Candy Crush-Maker King Digital Jumps as New Game Sales Increase

King Digital Entertainment Plc surged in extended trading after sales of titles other than Candy Crush Saga increased from the previous quarter, signaling the company is diversifying from its top-selling game.

King jumped as much as 21 percent after the close. Investors had a different reaction to Zynga Inc., the casual game maker of FarmVille, sending its shares down as much as 14 percent after it projected results that trailed analysts’ estimates.

Zynga and King have struggled to build on their marquee hits and prove that they’re not one-hit wonders. While Zynga, once the leader in games played on Facebook, has made headway moving its titles to smartphones and tablets, progress is taking longer than expected, according to Michael Pachter, an analyst at Wedbush Securities in Los Angeles.

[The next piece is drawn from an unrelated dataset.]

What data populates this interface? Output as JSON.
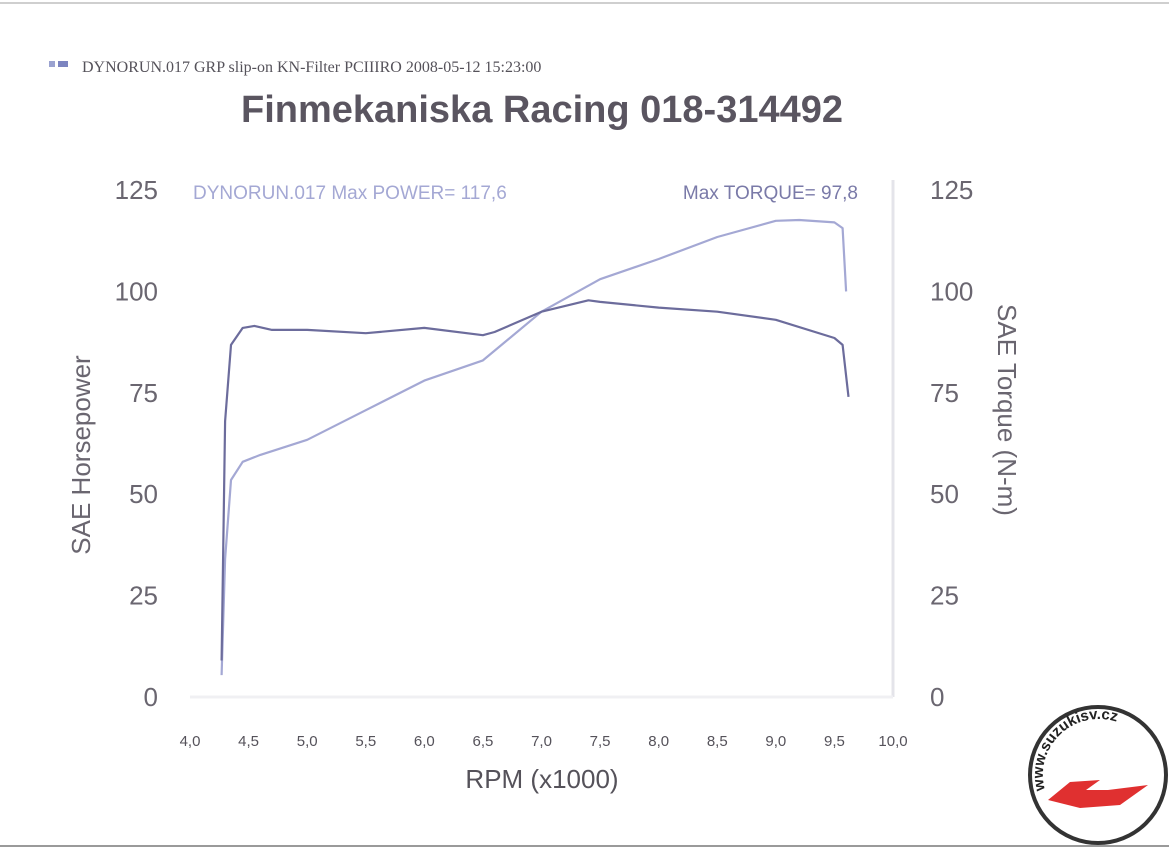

“The stock is down because we don’t get relief this quarter,” said Pachter, who has a buy rating on Zynga shares.

Zynga, based in San Francisco, forecast revenue of $155 million to $165 million this quarter, missing the $195.2 million average of analysts’ estimates compiled by Bloomberg.

The company also said it would close its China studio, terminating 71 of its Beijing-located employees, after the studio was unable to replicate the success of FarmVille for a local Chinese audience.

It’s a different story for King. Through the close of regular trading today, King shares had tumbled 35 percent since its initial public offering in March as investors questioned whether the company could generate revenue from games other than Candy Crush.

Farm Heroes

The results Thursday reassured investors: Non-Candy Crush titles, such as Farm Heroes and Pet Rescue, generated $324 million in the fourth quarter, the Dublin-based company said in a statement, up from $264 million in the third quarter. The company also reported earnings per share of 57 cents for the last quarter, beating analysts’ estimates by 10 cents.

“Most importantly, non-Candy Crush grew by more than Candy Crush declined, which was the opposite of what shorts expected,” said Pachter, who has a buy rating on King shares.

King also agreed to acquire Z2Live, a game development company, for at least $45 million in cash and declared a special dividend of 94 cents a share.